= In-Building Cellular Enhancement System =

An in-building cellular enhancement system, commonly implemented in conjunction with a distributed antenna system (DAS), is a telecommunications solution which is used to extend and distribute the cellular signal of a given mobile network operator (hereafter abbreviated as an MNO) within a building. In the United States, operators commonly supported by such solutions include AT&T Mobility, Verizon Wireless, Sprint Corporation, T-Mobile US, in addition to smaller regional carriers as required. Below ground level, large buildings and high rises are examples where mobile phones are unable to properly reach the carrier's macro or outdoor network. In these environments, the in-building cellular enhancement system will connect to the carrier's signal source which is typically a bi-directional amplifier or a base transceiver station. This signal source transmits (and receives) the mobile network operator's licensed radio frequency. This frequency is then transported within the building using coaxial cable, optical fiber or Category 5e/Category 6 twisted pair cable. In-building coverage antennas are strategically placed to provide the best overall coverage for users.

==Application independence==

A cellular enhancement system does not read or modify the information represented within the radio frequency (RF) that passes through the system; rather, it reinforces the signal penetration of voice and data frequencies in low signal areas and in dead spots within structures,

==2G to 4G migration==

As the industry evolves, most MNO networks are now made up of 3G based services and are migrating towards 4G based services. In-building cellular enhancement systems designed for 2G or primarily voice-based services may not be sufficient to support 4G services since signal strength and signal quality specifications become more stringent as the applications move from a voice-centric paradigm to a high speed data-centric paradigm. Therefore, a system designed to provide good quality 2G services may be insufficient or unable to provide quality 4G services.
Traditionally, MNO services have been delivered within two frequency ranges: the 800 MHz band and the 1900 MHz band. Additional frequency bands have been auctioned by the FCC resulting in increased capacity for the MNOs which are starting to implement 4G services in the 700 MHz and 2100 MHz frequency ranges.

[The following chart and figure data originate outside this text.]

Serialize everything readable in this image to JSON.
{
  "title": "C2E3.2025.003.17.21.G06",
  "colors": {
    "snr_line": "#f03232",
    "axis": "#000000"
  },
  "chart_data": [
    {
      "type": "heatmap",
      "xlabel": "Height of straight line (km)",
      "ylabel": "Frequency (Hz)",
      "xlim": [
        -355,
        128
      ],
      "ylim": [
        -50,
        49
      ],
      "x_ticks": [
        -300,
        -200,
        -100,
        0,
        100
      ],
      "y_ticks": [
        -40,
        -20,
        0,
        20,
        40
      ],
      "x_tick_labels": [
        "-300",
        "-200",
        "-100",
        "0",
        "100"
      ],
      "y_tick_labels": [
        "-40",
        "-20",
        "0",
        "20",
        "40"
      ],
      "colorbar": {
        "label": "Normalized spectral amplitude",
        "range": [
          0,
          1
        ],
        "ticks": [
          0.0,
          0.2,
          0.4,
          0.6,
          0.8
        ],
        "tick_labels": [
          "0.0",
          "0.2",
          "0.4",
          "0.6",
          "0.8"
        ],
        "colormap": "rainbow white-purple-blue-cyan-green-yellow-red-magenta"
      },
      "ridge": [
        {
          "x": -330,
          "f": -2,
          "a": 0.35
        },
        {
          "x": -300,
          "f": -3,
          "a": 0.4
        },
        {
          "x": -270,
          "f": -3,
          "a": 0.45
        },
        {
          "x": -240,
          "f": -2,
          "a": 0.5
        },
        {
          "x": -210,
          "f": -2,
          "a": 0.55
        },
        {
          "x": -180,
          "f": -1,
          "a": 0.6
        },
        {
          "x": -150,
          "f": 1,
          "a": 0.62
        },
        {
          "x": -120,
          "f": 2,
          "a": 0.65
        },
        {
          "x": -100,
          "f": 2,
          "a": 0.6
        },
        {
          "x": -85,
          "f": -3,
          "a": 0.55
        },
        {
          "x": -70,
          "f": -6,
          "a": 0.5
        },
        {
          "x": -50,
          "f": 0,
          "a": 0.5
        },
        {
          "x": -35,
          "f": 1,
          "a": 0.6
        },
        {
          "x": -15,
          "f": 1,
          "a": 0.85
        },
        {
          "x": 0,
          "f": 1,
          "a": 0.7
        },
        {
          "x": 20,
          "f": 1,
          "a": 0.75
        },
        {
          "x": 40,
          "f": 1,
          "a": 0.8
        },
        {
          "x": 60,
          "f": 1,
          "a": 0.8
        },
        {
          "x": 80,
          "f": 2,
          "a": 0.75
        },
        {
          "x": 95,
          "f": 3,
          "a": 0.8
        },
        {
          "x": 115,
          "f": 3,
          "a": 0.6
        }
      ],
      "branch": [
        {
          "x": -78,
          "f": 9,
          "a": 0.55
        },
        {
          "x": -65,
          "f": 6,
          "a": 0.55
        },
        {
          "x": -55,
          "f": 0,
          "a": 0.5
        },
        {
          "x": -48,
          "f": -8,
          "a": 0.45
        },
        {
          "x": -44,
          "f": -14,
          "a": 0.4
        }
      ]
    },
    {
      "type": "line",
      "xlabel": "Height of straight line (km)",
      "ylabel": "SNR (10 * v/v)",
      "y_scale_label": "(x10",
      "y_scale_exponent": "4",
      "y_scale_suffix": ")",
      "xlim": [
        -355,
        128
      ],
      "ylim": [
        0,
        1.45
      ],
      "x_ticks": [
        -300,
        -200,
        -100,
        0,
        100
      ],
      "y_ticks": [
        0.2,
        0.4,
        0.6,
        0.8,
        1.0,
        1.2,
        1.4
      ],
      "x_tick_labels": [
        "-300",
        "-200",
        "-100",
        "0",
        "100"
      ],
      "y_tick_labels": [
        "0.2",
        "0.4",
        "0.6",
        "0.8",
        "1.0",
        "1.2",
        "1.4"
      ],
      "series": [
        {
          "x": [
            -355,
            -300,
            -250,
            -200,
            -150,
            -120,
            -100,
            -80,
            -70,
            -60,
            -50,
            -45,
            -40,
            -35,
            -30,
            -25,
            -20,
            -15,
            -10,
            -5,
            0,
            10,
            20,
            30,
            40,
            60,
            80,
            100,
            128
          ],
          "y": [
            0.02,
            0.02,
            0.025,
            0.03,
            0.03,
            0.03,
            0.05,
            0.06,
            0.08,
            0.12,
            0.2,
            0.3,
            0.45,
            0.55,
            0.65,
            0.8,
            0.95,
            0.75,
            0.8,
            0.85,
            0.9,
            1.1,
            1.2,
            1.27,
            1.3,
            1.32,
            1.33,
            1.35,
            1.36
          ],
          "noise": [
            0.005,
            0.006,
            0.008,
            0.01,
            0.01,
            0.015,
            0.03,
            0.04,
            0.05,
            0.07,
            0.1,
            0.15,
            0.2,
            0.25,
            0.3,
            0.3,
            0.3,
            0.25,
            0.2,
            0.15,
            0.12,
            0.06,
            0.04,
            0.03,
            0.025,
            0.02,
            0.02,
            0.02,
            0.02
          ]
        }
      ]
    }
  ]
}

==Passive in-building cellular enhancement system==

A coaxial cable-only system is typically referred to as a passive system when all system components (other than the signal source) are coaxial cable, coverage antennas and other components that do not require AC or DC power to function.

===Pros and cons of a passive system===

A passive system is less expensive to install and is best suited for smaller buildings where one or possibly two MNOs need to be enhanced within the building and are not usually installed in spaces over 100000 sqft. Passive systems require the RF power to be balanced among all the coverage antennas so there is uniform signal strength throughout the building. Expanding a passive system after the initial deployment could require a re-engineering of the entire system to ensure proper operation throughout the building. The number of in-building antennas and coverage area is dependent on the output power of the signal source.

==Active in-building cellular enhancement system==
Systems that require conversion of the radio frequency into other forms, such as optical signals, use products that require AC or DC power to perform the conversion near the signal source. Additional products located throughout the building are then used to convert the signals back into native radio frequency format, which are then transmitted through the coverage antennas. Since the equipment at both ends of the cable require AC or DC power to operate, the system is considered to be active.

===Advantages and disadvantages of an active system===
An active system can be deployed in large buildings and/or within a campus of buildings by converting and transporting the radio frequency over optical fiber. Many active systems have been deployed covering areas of 1000000 sqft and larger. Active systems are best suited when there is a need to support multiple MNOs or large single buildings or campuses with multiple buildings. Expansion of an active system is usually in the form of adding more active equipment to increase the number of coverage antennas within the building, to increase the number of MNOs, or to increase the service offerings of an MNO such as adding 3G or 4G services. In a properly designed active system, no reengineering or rebalancing of the original system is required when the system is expanded. Optical fiber systems can provide coverage in areas up to 2 km from the signal source making them ideal for campus environments. An active system will always be more expensive than a passive system.